Hamas’ decisive victory led to Abbas’ and Fatah’s eviction from Gaza, not to mention the ongoing stalling of peace talks between Israel and the PA leadership, despite repeated offers from Israel for unconditional dialogue at a time and place of Abbas’s choosing.
So why call elections now? And without pressure? Abbas keeps repeating that the Palestinian people need democracy, but democracy and the violent fundamentalist Islam espoused by Hamas (and also from his own side) don’t seem very compatible.
We all know a Hamas victory in the West Bank would effectively end Palestinian hopes of statehood among international opinion makers. It’s also a reasonable bet that the Palestinians may also lose international support as well as from their traditional allies in Jordan, Egypt and even Saudi Arabia.
It’s either a deeply worrying move with no sense behind it at all, or Abbas is a strategic genius who knows something that his own people in Fatah – who stand to lose key positions – and the rest of the world don’t know.
The Machiavellians among us may be entertaining the possibility that this bizarre fit of pique is designed to extract maximum concessions from the EU and others in a bid to bolster his position. Already we are getting reports that the EU is seeking to work alongside the UN and the PA in bringing a case to the International Criminal Court in a bid to pressure Israel to end it’s “occupation.”
But then we also hear that there are no concrete plans from the EU to properly engage on the conflict until after the Paris initiative (widely perceived by many to be more for the optics than anything meaningful or tangible), and of course after the US elections in November.
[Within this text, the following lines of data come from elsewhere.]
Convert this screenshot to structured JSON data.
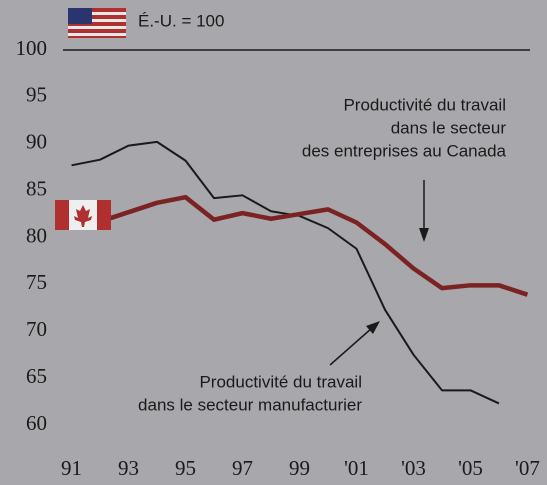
{
  "chart_data": {
    "type": "line",
    "reference": {
      "label": "É.-U. = 100",
      "value": 100
    },
    "x": [
      1991,
      1992,
      1993,
      1994,
      1995,
      1996,
      1997,
      1998,
      1999,
      2000,
      2001,
      2002,
      2003,
      2004,
      2005,
      2006,
      2007
    ],
    "series": [
      {
        "name": "Productivité du travail dans le secteur manufacturier",
        "color": "#1a1a1a",
        "values": [
          87.7,
          88.3,
          89.8,
          90.2,
          88.2,
          84.2,
          84.5,
          82.8,
          82.3,
          81,
          78.8,
          72.3,
          67.5,
          63.7,
          63.7,
          62.3,
          null
        ]
      },
      {
        "name": "Productivité du travail dans le secteur des entreprises au Canada",
        "color": "#7b2323",
        "values": [
          81.8,
          81.7,
          82.7,
          83.7,
          84.3,
          81.9,
          82.6,
          82,
          82.5,
          83,
          81.6,
          79.3,
          76.7,
          74.6,
          74.9,
          74.9,
          73.9
        ]
      }
    ],
    "annotations": [
      {
        "lines": [
          "Productivité du travail",
          "dans le secteur",
          "des entreprises au Canada"
        ]
      },
      {
        "lines": [
          "Productivité du travail",
          "dans le secteur manufacturier"
        ]
      }
    ],
    "xlim": [
      1990.7,
      2007.3
    ],
    "xticks": [
      {
        "value": 1991,
        "label": "91"
      },
      {
        "value": 1993,
        "label": "93"
      },
      {
        "value": 1995,
        "label": "95"
      },
      {
        "value": 1997,
        "label": "97"
      },
      {
        "value": 1999,
        "label": "99"
      },
      {
        "value": 2001,
        "label": "'01"
      },
      {
        "value": 2003,
        "label": "'03"
      },
      {
        "value": 2005,
        "label": "'05"
      },
      {
        "value": 2007,
        "label": "'07"
      }
    ],
    "ylim": [
      60,
      100
    ],
    "yticks": [
      60,
      65,
      70,
      75,
      80,
      85,
      90,
      95,
      100
    ]
  }
}
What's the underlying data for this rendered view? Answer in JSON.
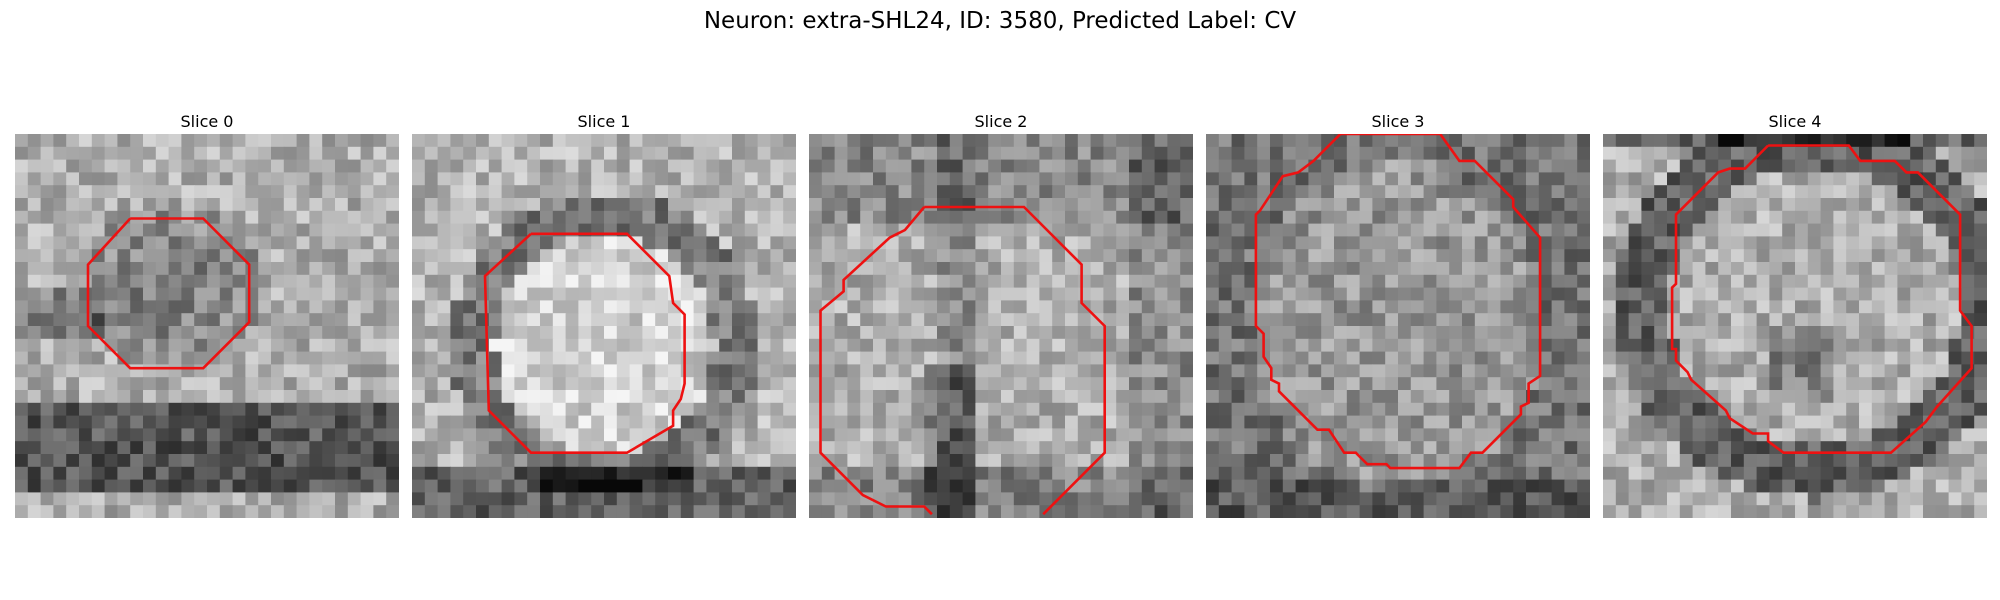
{
  "title": "Neuron: extra-SHL24, ID: 3580, Predicted Label: CV",
  "contour_color": "#ee1111",
  "panels": [
    {
      "title": "Slice 0",
      "contour": [
        [
          0.3,
          0.22
        ],
        [
          0.49,
          0.22
        ],
        [
          0.61,
          0.34
        ],
        [
          0.61,
          0.49
        ],
        [
          0.49,
          0.61
        ],
        [
          0.3,
          0.61
        ],
        [
          0.19,
          0.5
        ],
        [
          0.19,
          0.34
        ]
      ]
    },
    {
      "title": "Slice 1",
      "contour": [
        [
          0.31,
          0.26
        ],
        [
          0.56,
          0.26
        ],
        [
          0.67,
          0.37
        ],
        [
          0.68,
          0.44
        ],
        [
          0.71,
          0.47
        ],
        [
          0.71,
          0.65
        ],
        [
          0.7,
          0.69
        ],
        [
          0.68,
          0.72
        ],
        [
          0.68,
          0.76
        ],
        [
          0.56,
          0.83
        ],
        [
          0.31,
          0.83
        ],
        [
          0.2,
          0.72
        ],
        [
          0.19,
          0.37
        ]
      ]
    },
    {
      "title": "Slice 2",
      "contour": [
        [
          0.3,
          0.19
        ],
        [
          0.56,
          0.19
        ],
        [
          0.71,
          0.34
        ],
        [
          0.71,
          0.44
        ],
        [
          0.77,
          0.5
        ],
        [
          0.77,
          0.83
        ],
        [
          0.61,
          0.99
        ],
        "break",
        [
          0.32,
          0.99
        ],
        [
          0.3,
          0.97
        ],
        [
          0.2,
          0.97
        ],
        [
          0.14,
          0.94
        ],
        [
          0.03,
          0.83
        ],
        [
          0.03,
          0.46
        ],
        [
          0.09,
          0.41
        ],
        [
          0.09,
          0.38
        ],
        [
          0.21,
          0.27
        ],
        [
          0.23,
          0.26
        ],
        [
          0.25,
          0.25
        ]
      ]
    },
    {
      "title": "Slice 3",
      "contour": [
        [
          0.35,
          0.0
        ],
        [
          0.28,
          0.07
        ],
        [
          0.24,
          0.1
        ],
        [
          0.2,
          0.11
        ],
        [
          0.14,
          0.2
        ],
        [
          0.13,
          0.21
        ],
        [
          0.13,
          0.5
        ],
        [
          0.15,
          0.52
        ],
        [
          0.15,
          0.58
        ],
        [
          0.17,
          0.61
        ],
        [
          0.17,
          0.64
        ],
        [
          0.19,
          0.65
        ],
        [
          0.19,
          0.67
        ],
        [
          0.29,
          0.77
        ],
        [
          0.32,
          0.77
        ],
        [
          0.36,
          0.83
        ],
        [
          0.39,
          0.83
        ],
        [
          0.4,
          0.84
        ],
        [
          0.42,
          0.86
        ],
        [
          0.47,
          0.86
        ],
        [
          0.48,
          0.87
        ],
        [
          0.66,
          0.87
        ],
        [
          0.69,
          0.83
        ],
        [
          0.72,
          0.83
        ],
        [
          0.82,
          0.73
        ],
        [
          0.82,
          0.71
        ],
        [
          0.84,
          0.7
        ],
        [
          0.84,
          0.65
        ],
        [
          0.87,
          0.63
        ],
        [
          0.87,
          0.27
        ],
        [
          0.8,
          0.19
        ],
        [
          0.8,
          0.17
        ],
        [
          0.7,
          0.07
        ],
        [
          0.66,
          0.07
        ],
        [
          0.61,
          0.0
        ]
      ]
    },
    {
      "title": "Slice 4",
      "contour": [
        [
          0.43,
          0.03
        ],
        [
          0.64,
          0.03
        ],
        [
          0.67,
          0.07
        ],
        [
          0.76,
          0.07
        ],
        [
          0.79,
          0.1
        ],
        [
          0.82,
          0.1
        ],
        [
          0.93,
          0.21
        ],
        [
          0.93,
          0.46
        ],
        [
          0.96,
          0.5
        ],
        [
          0.96,
          0.61
        ],
        [
          0.87,
          0.71
        ],
        [
          0.84,
          0.75
        ],
        [
          0.75,
          0.83
        ],
        [
          0.47,
          0.83
        ],
        [
          0.43,
          0.8
        ],
        [
          0.43,
          0.78
        ],
        [
          0.39,
          0.78
        ],
        [
          0.33,
          0.74
        ],
        [
          0.32,
          0.72
        ],
        [
          0.23,
          0.64
        ],
        [
          0.22,
          0.62
        ],
        [
          0.2,
          0.6
        ],
        [
          0.19,
          0.59
        ],
        [
          0.19,
          0.56
        ],
        [
          0.18,
          0.56
        ],
        [
          0.18,
          0.4
        ],
        [
          0.19,
          0.39
        ],
        [
          0.19,
          0.21
        ],
        [
          0.3,
          0.1
        ],
        [
          0.33,
          0.09
        ],
        [
          0.37,
          0.09
        ]
      ]
    }
  ]
}
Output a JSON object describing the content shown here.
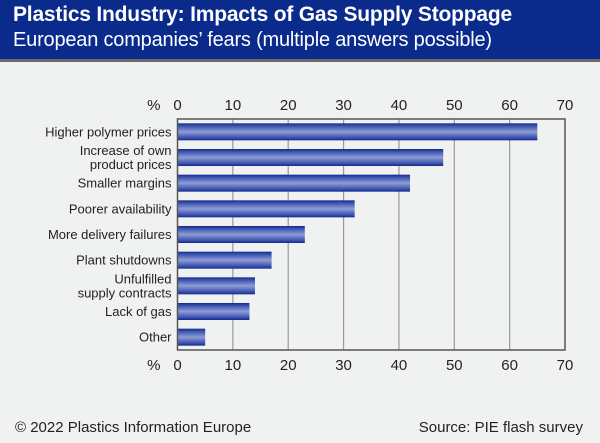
{
  "header": {
    "title": "Plastics Industry: Impacts of Gas Supply Stoppage",
    "subtitle": "European companies’ fears (multiple answers possible)"
  },
  "footer": {
    "copyright": "© 2022 Plastics Information Europe",
    "source": "Source: PIE flash survey"
  },
  "colors": {
    "header_bg": "#0a2a8c",
    "bar_dark": "#13288f",
    "bar_light": "#8e9dd6",
    "background": "#f0f2f1"
  },
  "chart_data": {
    "type": "bar",
    "orientation": "horizontal",
    "title": "Plastics Industry: Impacts of Gas Supply Stoppage",
    "subtitle": "European companies’ fears (multiple answers possible)",
    "xlabel": "%",
    "ylabel": "",
    "xlim": [
      0,
      70
    ],
    "xticks": [
      0,
      10,
      20,
      30,
      40,
      50,
      60,
      70
    ],
    "axis_unit_label": "%",
    "grid": true,
    "categories": [
      [
        "Higher polymer prices"
      ],
      [
        "Increase of own",
        "product prices"
      ],
      [
        "Smaller margins"
      ],
      [
        "Poorer availability"
      ],
      [
        "More delivery failures"
      ],
      [
        "Plant shutdowns"
      ],
      [
        "Unfulfilled",
        "supply contracts"
      ],
      [
        "Lack of gas"
      ],
      [
        "Other"
      ]
    ],
    "values": [
      65,
      48,
      42,
      32,
      23,
      17,
      14,
      13,
      5
    ]
  }
}
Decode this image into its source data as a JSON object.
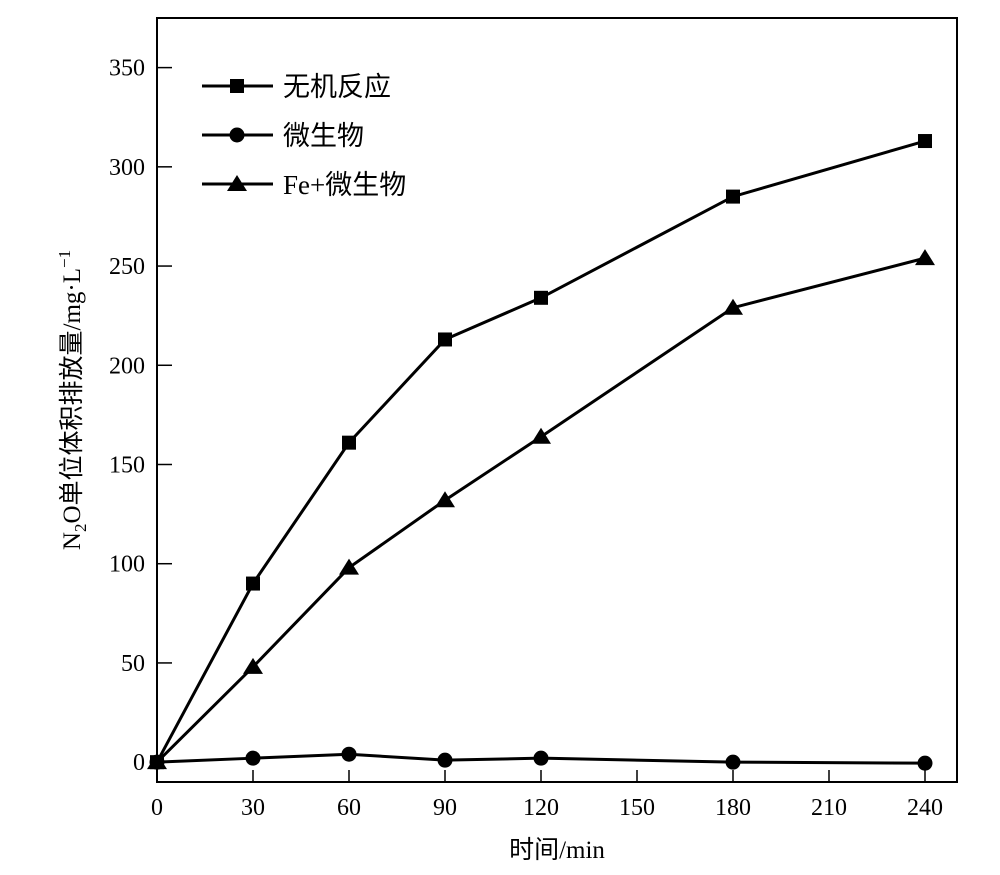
{
  "chart_data": {
    "type": "line",
    "xlabel": "时间/min",
    "ylabel": "N2O单位体积排放量/mg·L−1",
    "ylabel_parts": {
      "pre": "N",
      "sub": "2",
      "mid": "O单位体积排放量/mg·L",
      "sup": "−1"
    },
    "xlim": [
      0,
      250
    ],
    "ylim": [
      -10,
      375
    ],
    "xticks": [
      0,
      30,
      60,
      90,
      120,
      150,
      180,
      210,
      240
    ],
    "yticks": [
      0,
      50,
      100,
      150,
      200,
      250,
      300,
      350
    ],
    "grid": false,
    "legend": "top-left",
    "x": [
      0,
      30,
      60,
      90,
      120,
      180,
      240
    ],
    "series": [
      {
        "name": "无机反应",
        "marker": "square",
        "values": [
          0,
          90,
          161,
          213,
          234,
          285,
          313
        ]
      },
      {
        "name": "微生物",
        "marker": "circle",
        "values": [
          0,
          2,
          4,
          1,
          2,
          0,
          -0.5
        ]
      },
      {
        "name": "Fe+微生物",
        "marker": "triangle",
        "values": [
          0,
          48,
          98,
          132,
          164,
          229,
          254
        ]
      }
    ],
    "color": "#000000"
  }
}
In short, if this is Abbas’s thinking, then it’s a hugely risky strategy.
The EU institutions have previously welcomed Abbas to Brussels with open arms. They gave him free reign to make his ludicrous anti-Israel assertions on the floor of the European Parliament Chamber and at joint, no-questions-please press conferences.
But many within them are now openly beginning to question the logic of continuing to do business with a man apparently hell-bent on taking himself and those around him in Fatah over the edge of a political cliff.
In the meantime, Hamas are Bonaparte- esque in their quiet. Not wanting to interrupt their political rival before they can announce, “checkmate.”
You will have to excuse me now, I’m off to get some scalp treatment.Alex Benjamin is the director of EIPA: Europe Israel Public Affais, a multi-disciplinary pro-Israel advocacy group based in Brussels, with offices in Paris and Berlin.